Member of the Wyoming House of Representatives from Carbon County
- In office 1975–1978
- Preceded by: Bud R. Daily
- Succeeded by: Tom Trowbridge

Personal details
- Born: Daniel Lindsey Kinnaman March 5, 1933 Rawlins, Wyoming, U.S.
- Died: April 24, 2025 (aged 92) Rawlins, Wyoming, U.S.
- Political party: Democratic
- Parent: Elmer D. Kinnaman (father)
- Alma mater: University of Wyoming

= Daniel L. Kinnaman =

American politician (1933–2025)

Daniel Lindsey Kinnaman (March 5, 1933 – April 24, 2025) was an American politician.
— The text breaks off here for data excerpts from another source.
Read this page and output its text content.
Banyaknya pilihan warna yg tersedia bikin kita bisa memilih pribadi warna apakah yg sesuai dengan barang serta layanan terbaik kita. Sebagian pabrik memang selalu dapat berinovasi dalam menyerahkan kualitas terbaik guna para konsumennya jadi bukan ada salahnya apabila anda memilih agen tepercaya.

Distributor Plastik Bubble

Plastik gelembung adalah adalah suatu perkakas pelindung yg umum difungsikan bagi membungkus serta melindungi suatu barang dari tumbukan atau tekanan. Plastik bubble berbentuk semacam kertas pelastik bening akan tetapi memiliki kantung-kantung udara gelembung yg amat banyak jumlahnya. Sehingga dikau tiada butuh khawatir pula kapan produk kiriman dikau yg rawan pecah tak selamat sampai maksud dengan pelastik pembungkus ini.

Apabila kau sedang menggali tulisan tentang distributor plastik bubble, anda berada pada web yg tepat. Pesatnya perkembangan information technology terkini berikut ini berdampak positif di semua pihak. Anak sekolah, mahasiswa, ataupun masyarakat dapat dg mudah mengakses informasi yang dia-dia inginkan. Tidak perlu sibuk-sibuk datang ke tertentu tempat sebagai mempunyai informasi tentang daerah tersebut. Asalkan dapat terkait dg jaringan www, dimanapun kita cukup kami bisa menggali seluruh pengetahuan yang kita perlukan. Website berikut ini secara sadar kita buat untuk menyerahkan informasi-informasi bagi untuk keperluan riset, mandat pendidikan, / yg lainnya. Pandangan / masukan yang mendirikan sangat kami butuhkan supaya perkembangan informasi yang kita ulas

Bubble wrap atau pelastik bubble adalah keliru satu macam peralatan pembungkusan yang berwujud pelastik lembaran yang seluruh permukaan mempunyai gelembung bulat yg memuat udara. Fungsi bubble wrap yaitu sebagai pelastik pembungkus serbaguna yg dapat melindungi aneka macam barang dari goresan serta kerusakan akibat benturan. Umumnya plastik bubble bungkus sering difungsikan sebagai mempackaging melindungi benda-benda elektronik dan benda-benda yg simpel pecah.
A member of the Democratic Party, he served in the Wyoming House of Representatives from 1975 to 1978.

== Life and career ==
Kinnaman was born in Rawlins, Wyoming, the son of Elmer D. Kinnaman, a Wyoming state senator, and Ione Lindsey. He attended Rawlins High School, graduating in 1951. After graduating, he served in the armed forces during the Korean War, which after his discharge, he attended the University of Wyoming, earning his electrical engineering degree in 1957.

Kinnaman served in the Wyoming House of Representatives from 1975 to 1978. After his service in the House, he served as a trustee of the University of Wyoming from 1991 to 1997.

== Death ==
Kinnaman died on April 24, 2025, of natural causes in Rawlins, Wyoming, at the age of 92.